In observational studies, adjusting for confounders is required if a treatment comparison is planned. A crude comparison of the primary endpoint without covariate adjustment will suffer from biases, and the addition of regression models could improve precision by incorporating imbalanced covariates and thus help make correct inference. Desirability of outcome ranking (DOOR) is a patient-centric benefit-risk evaluation methodology designed for randomized clinical trials. Still, robust covariate adjustment methods could further expand the compatibility of this method in observational studies. In DOOR analysis, each participant's outcome is ranked based on pre-specified clinical criteria, where the most desirable rank represents a good outcome with no side effects and the least desirable rank is the worst possible clinical outcome. We develop a causal framework for estimating the population-level DOOR probability, via the inverse probability of treatment weighting method, G-Computation method, and a Doubly Robust method that combines both. The performance of the proposed methodologies is examined through simulations. We also perform a causal analysis of the Multi-Drug Resistant Organism (MDRO) network within the Antibacterial Resistant Leadership Group (ARLG), comparing the benefit:risk between Mono-drug therapy and Combination-drug therapy.
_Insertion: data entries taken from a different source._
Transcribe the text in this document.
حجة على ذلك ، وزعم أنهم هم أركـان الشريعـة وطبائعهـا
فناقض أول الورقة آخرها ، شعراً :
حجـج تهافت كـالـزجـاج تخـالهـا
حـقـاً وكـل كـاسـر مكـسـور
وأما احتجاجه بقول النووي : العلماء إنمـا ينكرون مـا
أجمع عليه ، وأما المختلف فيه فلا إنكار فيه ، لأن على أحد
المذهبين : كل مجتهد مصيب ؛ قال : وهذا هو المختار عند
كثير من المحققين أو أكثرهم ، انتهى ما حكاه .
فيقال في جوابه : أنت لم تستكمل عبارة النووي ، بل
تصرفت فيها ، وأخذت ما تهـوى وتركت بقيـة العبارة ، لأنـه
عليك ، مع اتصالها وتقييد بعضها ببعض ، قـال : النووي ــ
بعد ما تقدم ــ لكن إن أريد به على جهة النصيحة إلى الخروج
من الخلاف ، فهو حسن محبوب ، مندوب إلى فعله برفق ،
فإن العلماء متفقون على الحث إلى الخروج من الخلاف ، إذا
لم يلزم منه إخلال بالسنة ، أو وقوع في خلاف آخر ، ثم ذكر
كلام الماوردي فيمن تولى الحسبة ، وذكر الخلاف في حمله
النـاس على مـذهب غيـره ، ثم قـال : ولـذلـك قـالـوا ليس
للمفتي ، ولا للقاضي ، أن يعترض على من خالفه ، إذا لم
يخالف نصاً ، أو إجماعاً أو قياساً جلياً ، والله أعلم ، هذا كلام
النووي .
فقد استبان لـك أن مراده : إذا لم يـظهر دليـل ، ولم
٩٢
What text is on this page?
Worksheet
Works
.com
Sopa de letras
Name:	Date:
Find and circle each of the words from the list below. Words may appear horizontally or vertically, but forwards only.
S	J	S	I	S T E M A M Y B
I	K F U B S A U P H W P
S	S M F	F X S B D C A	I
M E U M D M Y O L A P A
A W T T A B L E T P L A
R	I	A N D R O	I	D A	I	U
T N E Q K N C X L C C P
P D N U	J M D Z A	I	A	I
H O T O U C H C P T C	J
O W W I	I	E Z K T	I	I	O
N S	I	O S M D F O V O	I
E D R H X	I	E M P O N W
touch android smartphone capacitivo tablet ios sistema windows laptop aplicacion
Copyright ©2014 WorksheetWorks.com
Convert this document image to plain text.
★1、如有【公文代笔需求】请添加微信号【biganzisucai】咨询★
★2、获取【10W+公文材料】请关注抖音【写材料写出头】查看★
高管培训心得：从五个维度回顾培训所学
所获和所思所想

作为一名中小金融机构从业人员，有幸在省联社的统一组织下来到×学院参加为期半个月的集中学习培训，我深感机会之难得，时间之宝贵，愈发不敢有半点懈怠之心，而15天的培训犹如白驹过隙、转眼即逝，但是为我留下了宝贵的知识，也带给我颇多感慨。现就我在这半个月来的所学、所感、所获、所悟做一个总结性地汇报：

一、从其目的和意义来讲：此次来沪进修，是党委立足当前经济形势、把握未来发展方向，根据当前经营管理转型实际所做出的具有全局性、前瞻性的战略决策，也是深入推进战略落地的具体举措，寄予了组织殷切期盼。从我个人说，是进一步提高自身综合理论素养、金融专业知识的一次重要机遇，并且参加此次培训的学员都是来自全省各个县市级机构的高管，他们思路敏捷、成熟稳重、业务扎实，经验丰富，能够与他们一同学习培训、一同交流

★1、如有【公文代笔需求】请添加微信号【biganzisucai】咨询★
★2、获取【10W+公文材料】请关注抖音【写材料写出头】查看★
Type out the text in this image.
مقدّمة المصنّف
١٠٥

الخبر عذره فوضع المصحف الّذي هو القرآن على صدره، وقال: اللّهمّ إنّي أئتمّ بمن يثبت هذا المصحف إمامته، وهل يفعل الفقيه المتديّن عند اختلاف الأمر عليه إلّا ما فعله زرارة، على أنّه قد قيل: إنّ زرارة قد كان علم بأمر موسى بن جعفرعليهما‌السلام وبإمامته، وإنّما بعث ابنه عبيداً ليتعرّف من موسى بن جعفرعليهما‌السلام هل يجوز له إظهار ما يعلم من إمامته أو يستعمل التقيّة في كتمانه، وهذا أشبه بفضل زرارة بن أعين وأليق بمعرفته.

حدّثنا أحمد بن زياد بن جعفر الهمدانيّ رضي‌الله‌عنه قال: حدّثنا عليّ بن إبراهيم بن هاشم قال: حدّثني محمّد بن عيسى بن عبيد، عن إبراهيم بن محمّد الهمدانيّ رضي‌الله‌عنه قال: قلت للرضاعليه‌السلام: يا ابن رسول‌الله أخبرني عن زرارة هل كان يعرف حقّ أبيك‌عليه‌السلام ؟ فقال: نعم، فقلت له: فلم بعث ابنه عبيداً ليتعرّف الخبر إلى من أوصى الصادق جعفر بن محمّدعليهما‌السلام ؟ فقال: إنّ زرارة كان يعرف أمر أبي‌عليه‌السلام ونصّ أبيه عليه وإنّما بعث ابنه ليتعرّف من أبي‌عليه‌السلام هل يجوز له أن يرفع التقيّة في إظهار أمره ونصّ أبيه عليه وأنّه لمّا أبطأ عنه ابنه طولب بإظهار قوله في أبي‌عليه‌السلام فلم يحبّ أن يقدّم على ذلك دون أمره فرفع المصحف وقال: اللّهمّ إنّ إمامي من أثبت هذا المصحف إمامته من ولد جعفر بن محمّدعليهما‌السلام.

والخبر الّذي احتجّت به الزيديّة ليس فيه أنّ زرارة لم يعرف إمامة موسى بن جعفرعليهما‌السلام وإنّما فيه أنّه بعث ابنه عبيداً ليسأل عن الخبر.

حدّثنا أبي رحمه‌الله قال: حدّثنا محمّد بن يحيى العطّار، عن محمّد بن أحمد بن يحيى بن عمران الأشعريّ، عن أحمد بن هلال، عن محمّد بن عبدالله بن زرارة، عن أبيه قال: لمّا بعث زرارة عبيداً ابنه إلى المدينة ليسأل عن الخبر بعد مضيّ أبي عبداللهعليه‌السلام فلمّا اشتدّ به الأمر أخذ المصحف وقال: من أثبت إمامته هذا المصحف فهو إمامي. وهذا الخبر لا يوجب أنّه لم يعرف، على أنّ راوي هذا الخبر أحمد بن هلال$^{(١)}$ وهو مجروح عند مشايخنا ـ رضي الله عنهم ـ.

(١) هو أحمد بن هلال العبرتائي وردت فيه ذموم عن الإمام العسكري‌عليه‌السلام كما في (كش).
翻译：在观察性研究中，若计划进行治疗方案比较，则需对混杂因素进行调整。未经协变量调整的原始主要终点比较会存在偏倚，而引入回归模型可通过纳入不平衡协变量来提高估计精度，从而帮助做出正确推断。结局排序期望（DOOR）是一种为随机临床试验设计的以患者为中心的获益-风险评估方法。然而，稳健的协变量调整方法可进一步扩展该方法在观察性研究中的适用性。在DOOR分析中，每位受试者的结局根据预先设定的临床标准进行排序，其中最优等级代表良好结局且无副作用，最差等级则代表可能的最坏临床结局。我们通过治疗逆概率加权法、G-计算法以及结合二者的双重稳健法，建立了估计总体水平DOOR概率的因果推断框架。通过模拟研究检验了所提方法的性能。我们还对抗菌药物耐药领导组织（ARLG）内的多重耐药菌（MDRO）网络进行了因果分析，比较了单药治疗与联合治疗的获益风险比。